The Virginia Department of Health’s Unified Command has established a Vaccine Unit to coordinate preparedness efforts in collaboration with CDC, which includes earlier availability of the flu vaccine, expanded flu shot tents with heaters in parking lots and pop-up clinics in empty school buildings, increased numbers of doses and increased marketing via social media, billboards, television and radio to encouraging flu vaccination. The private sector is also stepping up, with pharmacies like Walgreens and CVS supplying more vaccines earlier, hosting off-site vaccine clinics and offering merchandise coupons after vaccination (not part of the mile-long receipt).
Strengthening the vaccination distribution infrastructure and raising awareness may be the easy part–persuading people to get the flu vaccine may be the more difficult challenge. First, there is the ongoing anti-vaccination movement consisting mostly of millennials, whose followers believe vaccines cause more harm than good, linking it to autism and other global conspiracy theories that have largely been debunked.
Second, vaccine skepticism runs rampant in communities of color. Studies have shown a general mistrust of public health and particularly vaccines amongst African Americans. This is in part due to a long shameful history of unethical medical experimentation, such as the stories of Henrietta Lacks and the Tuskegee project.

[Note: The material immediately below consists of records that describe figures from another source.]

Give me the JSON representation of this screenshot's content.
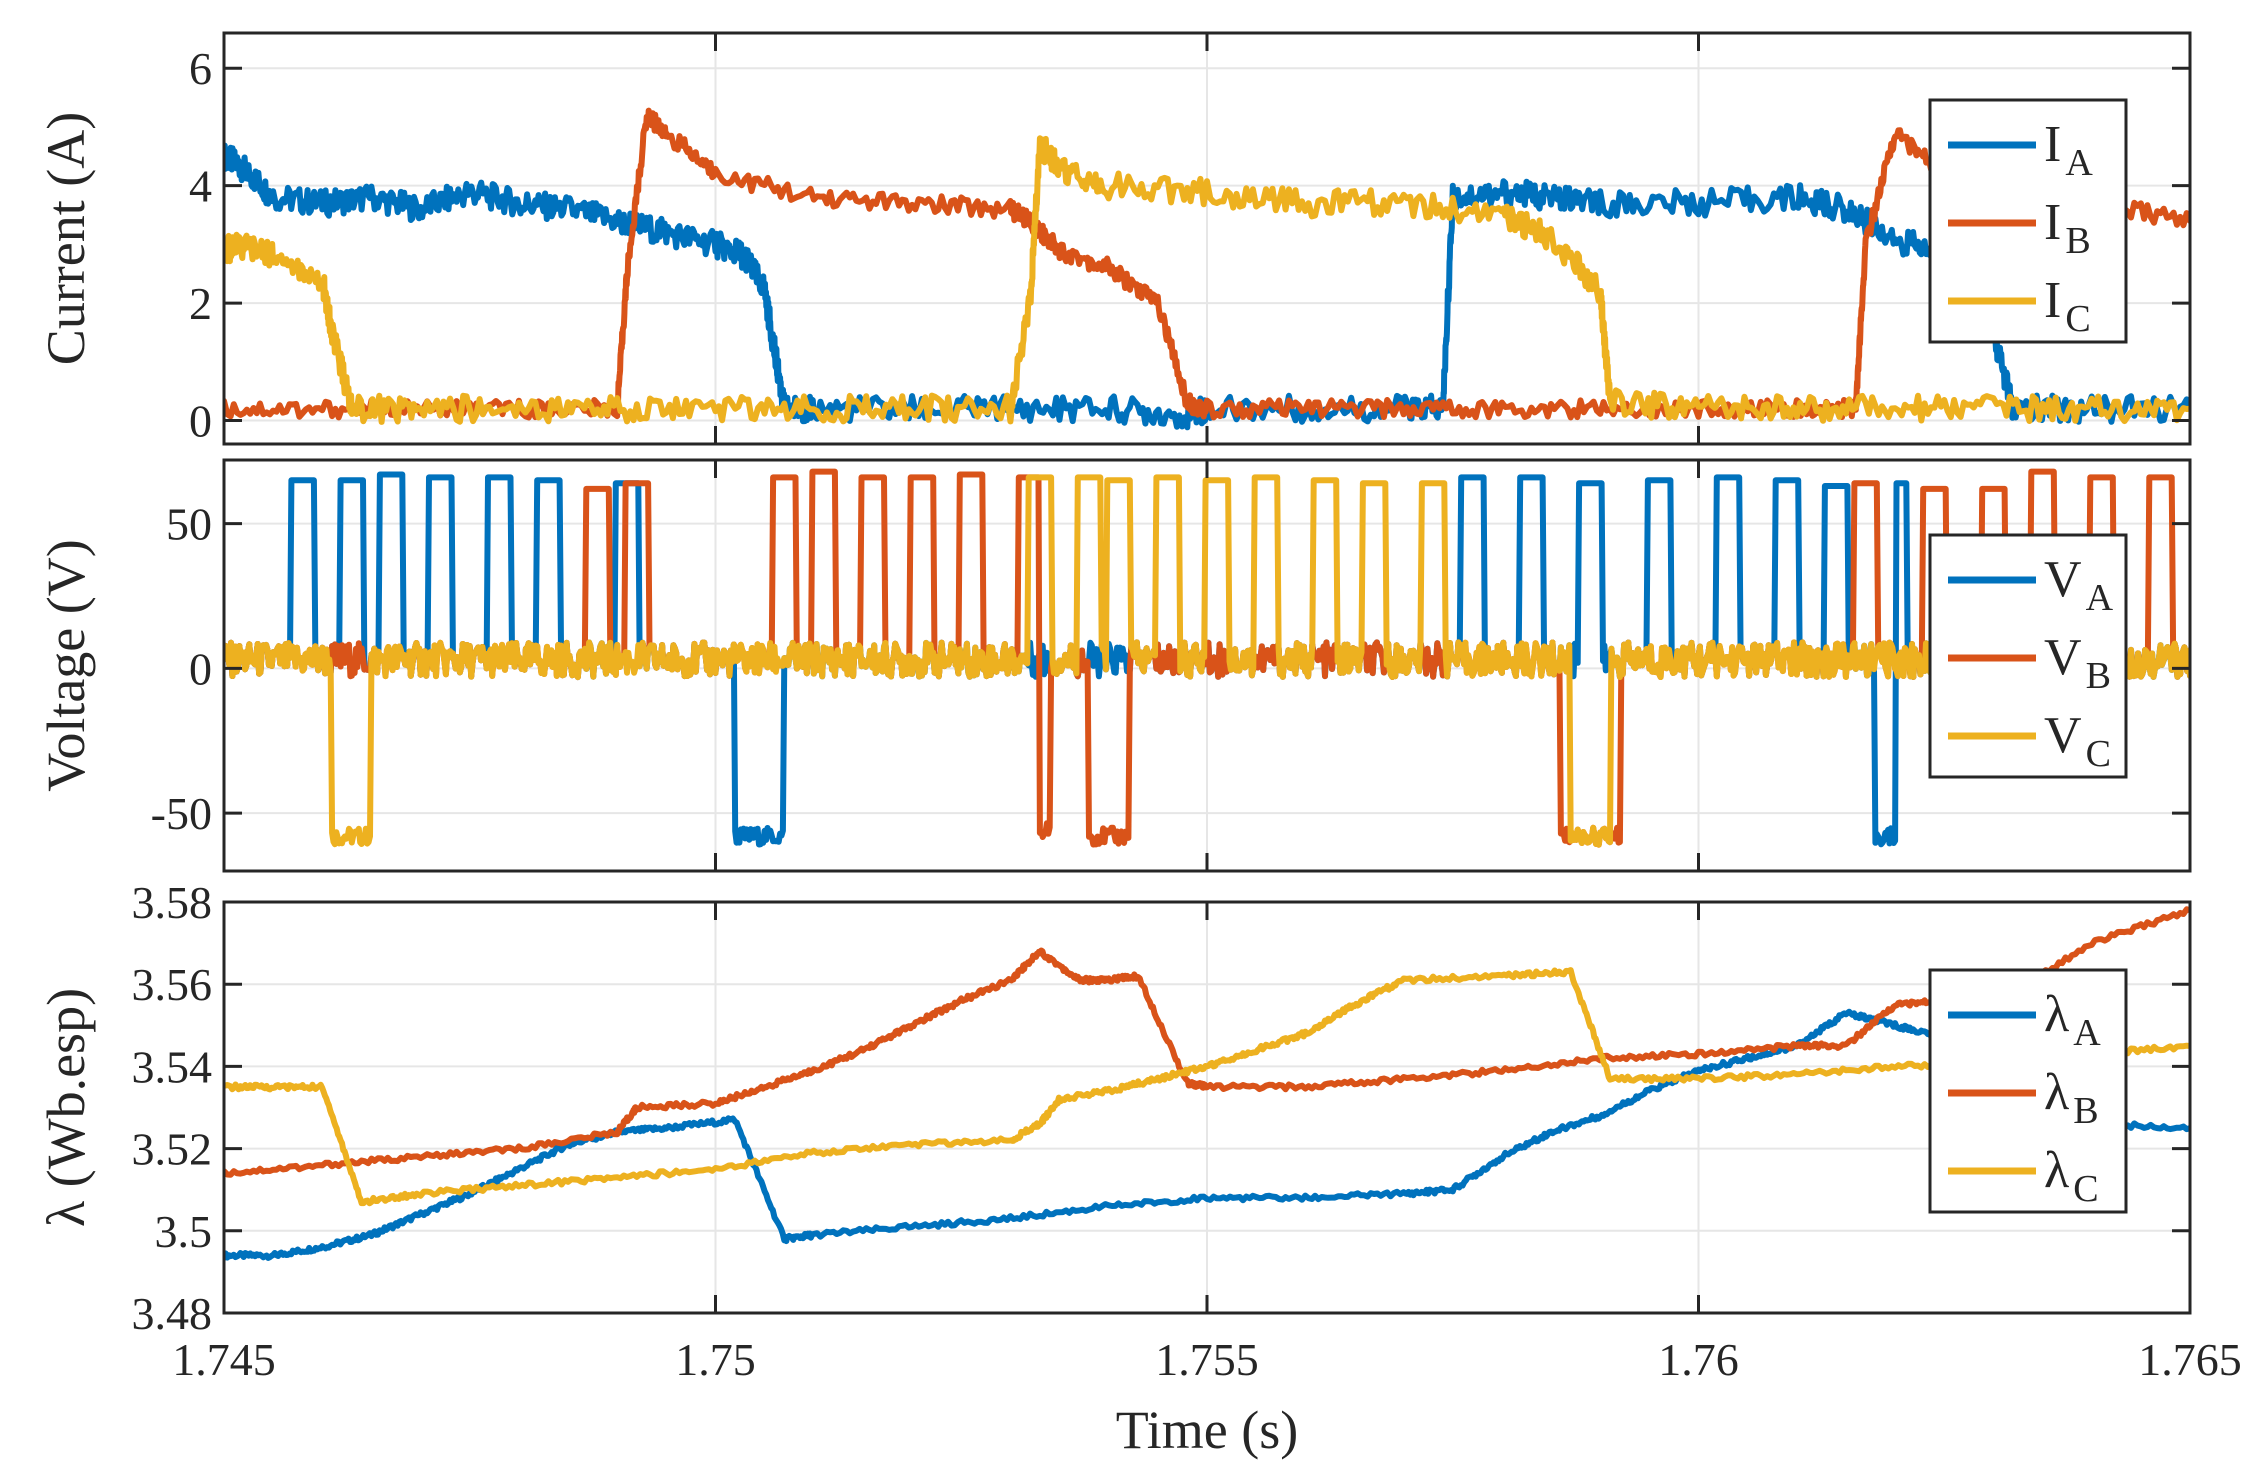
{
  "chart_data": [
    {
      "type": "line",
      "panel": "current",
      "ylabel": "Current (A)",
      "ylim": [
        -0.4,
        6.6
      ],
      "yticks": [
        0,
        2,
        4,
        6
      ],
      "ytick_labels": [
        "0",
        "2",
        "4",
        "6"
      ],
      "xlim": [
        1.745,
        1.765
      ],
      "grid": true,
      "legend_position": "top-right",
      "series": [
        {
          "name": "I_A",
          "label_main": "I",
          "label_sub": "A",
          "color": "#0072BD",
          "x": [
            1.745,
            1.7452,
            1.7455,
            1.746,
            1.7465,
            1.747,
            1.7475,
            1.748,
            1.7485,
            1.749,
            1.7495,
            1.75,
            1.7503,
            1.7505,
            1.7506,
            1.7507,
            1.751,
            1.752,
            1.753,
            1.754,
            1.7548,
            1.755,
            1.756,
            1.757,
            1.7574,
            1.7575,
            1.758,
            1.7585,
            1.759,
            1.76,
            1.761,
            1.7615,
            1.762,
            1.7625,
            1.763,
            1.7632,
            1.764,
            1.765
          ],
          "y": [
            4.5,
            4.3,
            3.8,
            3.7,
            3.8,
            3.6,
            3.9,
            3.7,
            3.6,
            3.4,
            3.2,
            3.0,
            2.8,
            2.2,
            1.2,
            0.2,
            0.2,
            0.2,
            0.2,
            0.2,
            0.1,
            0.2,
            0.2,
            0.2,
            0.2,
            3.8,
            3.9,
            3.8,
            3.7,
            3.7,
            3.8,
            3.6,
            3.1,
            2.8,
            1.5,
            0.2,
            0.2,
            0.2
          ]
        },
        {
          "name": "I_B",
          "label_main": "I",
          "label_sub": "B",
          "color": "#D95319",
          "x": [
            1.745,
            1.746,
            1.747,
            1.748,
            1.749,
            1.7491,
            1.7493,
            1.7495,
            1.75,
            1.751,
            1.752,
            1.753,
            1.7532,
            1.7535,
            1.754,
            1.7545,
            1.7548,
            1.755,
            1.756,
            1.757,
            1.758,
            1.759,
            1.76,
            1.761,
            1.7616,
            1.7617,
            1.762,
            1.7625,
            1.763,
            1.764,
            1.765
          ],
          "y": [
            0.2,
            0.2,
            0.2,
            0.2,
            0.2,
            2.5,
            5.2,
            4.9,
            4.2,
            3.8,
            3.7,
            3.6,
            3.4,
            2.9,
            2.6,
            2.0,
            0.3,
            0.2,
            0.2,
            0.2,
            0.2,
            0.2,
            0.2,
            0.2,
            0.2,
            3.0,
            4.9,
            4.2,
            3.8,
            3.7,
            3.4
          ]
        },
        {
          "name": "I_C",
          "label_main": "I",
          "label_sub": "C",
          "color": "#EDB120",
          "x": [
            1.745,
            1.7452,
            1.7455,
            1.746,
            1.7461,
            1.7463,
            1.747,
            1.748,
            1.749,
            1.75,
            1.751,
            1.752,
            1.753,
            1.7532,
            1.7533,
            1.7535,
            1.754,
            1.755,
            1.756,
            1.757,
            1.758,
            1.7585,
            1.759,
            1.7591,
            1.76,
            1.761,
            1.762,
            1.763,
            1.764,
            1.765
          ],
          "y": [
            2.9,
            3.0,
            2.8,
            2.4,
            1.5,
            0.2,
            0.2,
            0.2,
            0.2,
            0.2,
            0.2,
            0.2,
            0.2,
            2.0,
            4.7,
            4.3,
            4.0,
            3.9,
            3.7,
            3.7,
            3.5,
            3.1,
            2.2,
            0.3,
            0.2,
            0.2,
            0.2,
            0.2,
            0.2,
            0.2
          ]
        }
      ]
    },
    {
      "type": "line",
      "panel": "voltage",
      "ylabel": "Voltage (V)",
      "ylim": [
        -70,
        72
      ],
      "yticks": [
        -50,
        0,
        50
      ],
      "ytick_labels": [
        "-50",
        "0",
        "50"
      ],
      "xlim": [
        1.745,
        1.765
      ],
      "grid": true,
      "legend_position": "right",
      "series": [
        {
          "name": "V_A",
          "label_main": "V",
          "label_sub": "A",
          "color": "#0072BD",
          "base": 3,
          "pulse_width": 0.00012,
          "pulses": [
            [
              1.7458,
              65
            ],
            [
              1.7463,
              65
            ],
            [
              1.7467,
              67
            ],
            [
              1.7472,
              66
            ],
            [
              1.7478,
              66
            ],
            [
              1.7483,
              65
            ],
            [
              1.7491,
              64
            ],
            [
              1.7577,
              66
            ],
            [
              1.7583,
              66
            ],
            [
              1.7589,
              64
            ],
            [
              1.7596,
              65
            ],
            [
              1.7603,
              66
            ],
            [
              1.7609,
              65
            ],
            [
              1.7614,
              63
            ],
            [
              1.762,
              64
            ]
          ],
          "neg": [
            [
              1.7502,
              1.7507,
              -58
            ]
          ],
          "neg_narrow": [
            [
              1.7618,
              1.762,
              -58
            ]
          ]
        },
        {
          "name": "V_B",
          "label_main": "V",
          "label_sub": "B",
          "color": "#D95319",
          "base": 3,
          "pulse_width": 0.00012,
          "pulses": [
            [
              1.7488,
              62
            ],
            [
              1.7492,
              64
            ],
            [
              1.7507,
              66
            ],
            [
              1.7511,
              68
            ],
            [
              1.7516,
              66
            ],
            [
              1.7521,
              66
            ],
            [
              1.7526,
              67
            ],
            [
              1.7532,
              66
            ],
            [
              1.7617,
              64
            ],
            [
              1.7624,
              62
            ],
            [
              1.763,
              62
            ],
            [
              1.7635,
              68
            ],
            [
              1.7641,
              66
            ],
            [
              1.7647,
              66
            ]
          ],
          "neg": [
            [
              1.7586,
              1.7592,
              -58
            ]
          ],
          "neg_narrow": [
            [
              1.7533,
              1.7534,
              -56
            ],
            [
              1.7538,
              1.7542,
              -58
            ]
          ]
        },
        {
          "name": "V_C",
          "label_main": "V",
          "label_sub": "C",
          "color": "#EDB120",
          "base": 3,
          "pulse_width": 0.00012,
          "pulses": [
            [
              1.7533,
              66
            ],
            [
              1.7538,
              66
            ],
            [
              1.7541,
              65
            ],
            [
              1.7546,
              66
            ],
            [
              1.7551,
              65
            ],
            [
              1.7556,
              66
            ],
            [
              1.7562,
              65
            ],
            [
              1.7567,
              64
            ],
            [
              1.7573,
              64
            ]
          ],
          "neg": [
            [
              1.7461,
              1.7465,
              -58
            ],
            [
              1.7587,
              1.7591,
              -58
            ]
          ],
          "neg_narrow": []
        }
      ]
    },
    {
      "type": "line",
      "panel": "flux",
      "ylabel": "λ (Wb.esp)",
      "ylim": [
        3.48,
        3.58
      ],
      "yticks": [
        3.48,
        3.5,
        3.52,
        3.54,
        3.56,
        3.58
      ],
      "ytick_labels": [
        "3.48",
        "3.5",
        "3.52",
        "3.54",
        "3.56",
        "3.58"
      ],
      "xlim": [
        1.745,
        1.765
      ],
      "xticks": [
        1.745,
        1.75,
        1.755,
        1.76,
        1.765
      ],
      "xtick_labels": [
        "1.745",
        "1.75",
        "1.755",
        "1.76",
        "1.765"
      ],
      "xlabel": "Time (s)",
      "grid": true,
      "legend_position": "right",
      "series": [
        {
          "name": "λ_A",
          "label_main": "λ",
          "label_sub": "A",
          "color": "#0072BD",
          "x": [
            1.745,
            1.7455,
            1.746,
            1.7465,
            1.747,
            1.7475,
            1.748,
            1.7485,
            1.749,
            1.7495,
            1.7502,
            1.7507,
            1.751,
            1.752,
            1.753,
            1.754,
            1.755,
            1.756,
            1.757,
            1.7575,
            1.758,
            1.7585,
            1.759,
            1.7595,
            1.76,
            1.7605,
            1.761,
            1.7615,
            1.762,
            1.7625,
            1.763,
            1.764,
            1.765
          ],
          "y": [
            3.494,
            3.494,
            3.496,
            3.499,
            3.504,
            3.509,
            3.515,
            3.521,
            3.524,
            3.525,
            3.527,
            3.498,
            3.499,
            3.501,
            3.503,
            3.506,
            3.508,
            3.508,
            3.509,
            3.51,
            3.518,
            3.524,
            3.528,
            3.534,
            3.539,
            3.542,
            3.545,
            3.553,
            3.55,
            3.547,
            3.54,
            3.526,
            3.525
          ]
        },
        {
          "name": "λ_B",
          "label_main": "λ",
          "label_sub": "B",
          "color": "#D95319",
          "x": [
            1.745,
            1.746,
            1.747,
            1.748,
            1.749,
            1.7492,
            1.75,
            1.7505,
            1.751,
            1.7515,
            1.752,
            1.7525,
            1.753,
            1.7533,
            1.7537,
            1.754,
            1.7543,
            1.7548,
            1.755,
            1.756,
            1.757,
            1.758,
            1.759,
            1.76,
            1.761,
            1.7615,
            1.762,
            1.7625,
            1.763,
            1.764,
            1.765
          ],
          "y": [
            3.514,
            3.516,
            3.518,
            3.52,
            3.524,
            3.53,
            3.531,
            3.535,
            3.539,
            3.544,
            3.55,
            3.556,
            3.561,
            3.568,
            3.561,
            3.561,
            3.562,
            3.536,
            3.535,
            3.535,
            3.537,
            3.539,
            3.542,
            3.543,
            3.545,
            3.545,
            3.555,
            3.556,
            3.555,
            3.57,
            3.578
          ]
        },
        {
          "name": "λ_C",
          "label_main": "λ",
          "label_sub": "C",
          "color": "#EDB120",
          "x": [
            1.745,
            1.7455,
            1.746,
            1.7464,
            1.747,
            1.748,
            1.749,
            1.75,
            1.751,
            1.752,
            1.753,
            1.7533,
            1.7535,
            1.754,
            1.7545,
            1.755,
            1.7555,
            1.756,
            1.7565,
            1.757,
            1.758,
            1.7587,
            1.7591,
            1.76,
            1.761,
            1.762,
            1.763,
            1.764,
            1.765
          ],
          "y": [
            3.535,
            3.535,
            3.535,
            3.507,
            3.509,
            3.511,
            3.513,
            3.515,
            3.519,
            3.521,
            3.522,
            3.526,
            3.532,
            3.534,
            3.537,
            3.54,
            3.544,
            3.548,
            3.555,
            3.561,
            3.562,
            3.563,
            3.537,
            3.537,
            3.538,
            3.54,
            3.541,
            3.543,
            3.545
          ]
        }
      ]
    }
  ]
}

Lastly, and perhaps most commonly, people don’t get the flu vaccine because they just don’t think it works. Admittedly, the flu vaccine is not perfect–it must be administered annually to account for strain variants, its protection lasts a few months unlike other vaccines and it is less efficacious in the highest risk of elderly group. In spite of these limitations, the vaccines have a proven track record of helping.

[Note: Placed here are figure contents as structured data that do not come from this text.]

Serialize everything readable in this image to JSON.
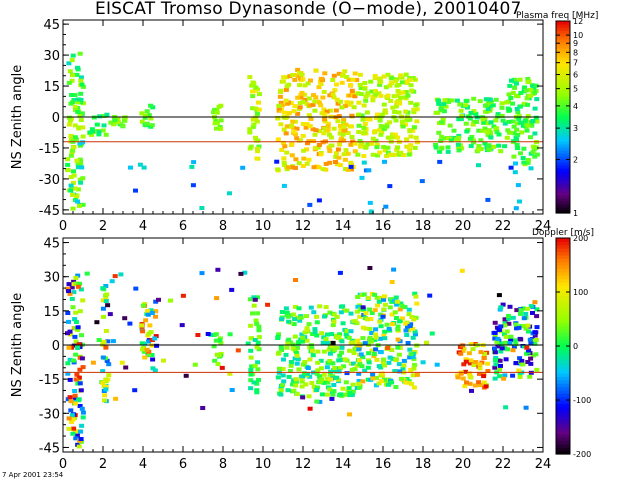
{
  "figure": {
    "title": "EISCAT Tromso Dynasonde (O−mode),  20010407",
    "footer": "7 Apr 2001 23:54"
  },
  "chart_data": [
    {
      "type": "heatmap",
      "name": "plasma-frequency-panel",
      "ylabel": "NS Zenith angle",
      "xlabel": "",
      "xlim": [
        0,
        24
      ],
      "ylim": [
        -47,
        47
      ],
      "x_ticks": [
        0,
        2,
        4,
        6,
        8,
        10,
        12,
        14,
        16,
        18,
        20,
        22,
        24
      ],
      "y_ticks": [
        -45,
        -30,
        -15,
        0,
        15,
        30,
        45
      ],
      "reference_lines": [
        {
          "value": 0,
          "color": "#000000",
          "name": "zenith-line"
        },
        {
          "value": -12,
          "color": "#cc3300",
          "name": "offset-line"
        }
      ],
      "colorbar": {
        "title": "Plasma freq [MHz]",
        "scale": "log",
        "range": [
          1,
          12
        ],
        "ticks": [
          1,
          2,
          3,
          4,
          5,
          6,
          7,
          8,
          9,
          10,
          12
        ]
      },
      "clusters": [
        {
          "x": [
            0.1,
            0.9
          ],
          "y": [
            -44,
            32
          ],
          "value_range": [
            2.5,
            6
          ]
        },
        {
          "x": [
            1.2,
            3.0
          ],
          "y": [
            -8,
            3
          ],
          "value_range": [
            3,
            5
          ]
        },
        {
          "x": [
            3.8,
            4.4
          ],
          "y": [
            -4,
            8
          ],
          "value_range": [
            3,
            5
          ]
        },
        {
          "x": [
            7.4,
            7.8
          ],
          "y": [
            -8,
            7
          ],
          "value_range": [
            4,
            5
          ]
        },
        {
          "x": [
            9.2,
            9.7
          ],
          "y": [
            -20,
            22
          ],
          "value_range": [
            4,
            7
          ]
        },
        {
          "x": [
            10.6,
            14.6
          ],
          "y": [
            -25,
            24
          ],
          "value_range": [
            5,
            9
          ]
        },
        {
          "x": [
            14.6,
            17.6
          ],
          "y": [
            -18,
            22
          ],
          "value_range": [
            4,
            7
          ]
        },
        {
          "x": [
            18.5,
            22.0
          ],
          "y": [
            -16,
            10
          ],
          "value_range": [
            3,
            5
          ]
        },
        {
          "x": [
            22.0,
            23.6
          ],
          "y": [
            -22,
            20
          ],
          "value_range": [
            3,
            5
          ]
        },
        {
          "x": [
            0.5,
            23.5
          ],
          "y": [
            -46,
            -20
          ],
          "value_range": [
            1.8,
            3
          ]
        }
      ]
    },
    {
      "type": "heatmap",
      "name": "doppler-panel",
      "ylabel": "NS Zenith angle",
      "xlabel": "",
      "xlim": [
        0,
        24
      ],
      "ylim": [
        -47,
        47
      ],
      "x_ticks": [
        0,
        2,
        4,
        6,
        8,
        10,
        12,
        14,
        16,
        18,
        20,
        22,
        24
      ],
      "y_ticks": [
        -45,
        -30,
        -15,
        0,
        15,
        30,
        45
      ],
      "reference_lines": [
        {
          "value": 0,
          "color": "#000000",
          "name": "zenith-line"
        },
        {
          "value": -12,
          "color": "#cc3300",
          "name": "offset-line"
        }
      ],
      "colorbar": {
        "title": "Doppler [m/s]",
        "scale": "linear",
        "range": [
          -200,
          200
        ],
        "ticks": [
          -200,
          -100,
          0,
          100,
          200
        ]
      },
      "clusters": [
        {
          "x": [
            0.1,
            0.9
          ],
          "y": [
            -44,
            32
          ],
          "value_range": [
            -150,
            200
          ]
        },
        {
          "x": [
            1.8,
            2.2
          ],
          "y": [
            -24,
            28
          ],
          "value_range": [
            -100,
            120
          ]
        },
        {
          "x": [
            3.8,
            4.6
          ],
          "y": [
            -12,
            20
          ],
          "value_range": [
            -150,
            200
          ]
        },
        {
          "x": [
            7.4,
            7.8
          ],
          "y": [
            -8,
            8
          ],
          "value_range": [
            0,
            60
          ]
        },
        {
          "x": [
            9.2,
            9.7
          ],
          "y": [
            -20,
            22
          ],
          "value_range": [
            -30,
            60
          ]
        },
        {
          "x": [
            10.6,
            14.6
          ],
          "y": [
            -22,
            18
          ],
          "value_range": [
            -40,
            80
          ]
        },
        {
          "x": [
            14.6,
            17.6
          ],
          "y": [
            -18,
            24
          ],
          "value_range": [
            -80,
            140
          ]
        },
        {
          "x": [
            19.6,
            21.2
          ],
          "y": [
            -18,
            2
          ],
          "value_range": [
            60,
            200
          ]
        },
        {
          "x": [
            21.4,
            23.6
          ],
          "y": [
            -14,
            20
          ],
          "value_range": [
            -160,
            60
          ]
        },
        {
          "x": [
            0.5,
            23.5
          ],
          "y": [
            -30,
            35
          ],
          "value_range": [
            -200,
            200
          ]
        }
      ]
    }
  ]
}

Maybe a stroke of marketing genius can persuade the non-vaccinators to vaccinate, but there is at least one recent anecdote that may help change minds. Australia recently completed their flu season and flu cases dropped by 99 percent. This is likely due to high vaccination compliance, early and increased dose availability, strict foreign entry restrictions and vigilant social distancing. If Americans can rise to the occasion and get vaccinated, we can reduce the impact of a twindemic, and in the process it will be a useful trial run for the anxiously-awaited COVID-19 vaccine.
Dr. George C. Hwang, known to his patients as Dr. Chaucer, is a practicing anesthesiologist who also helps to run Mind Peace Clinics in Arlington. He has written for multiple journals, textbooks and medical news outlets, and has been living in Arlington for the past 15 years.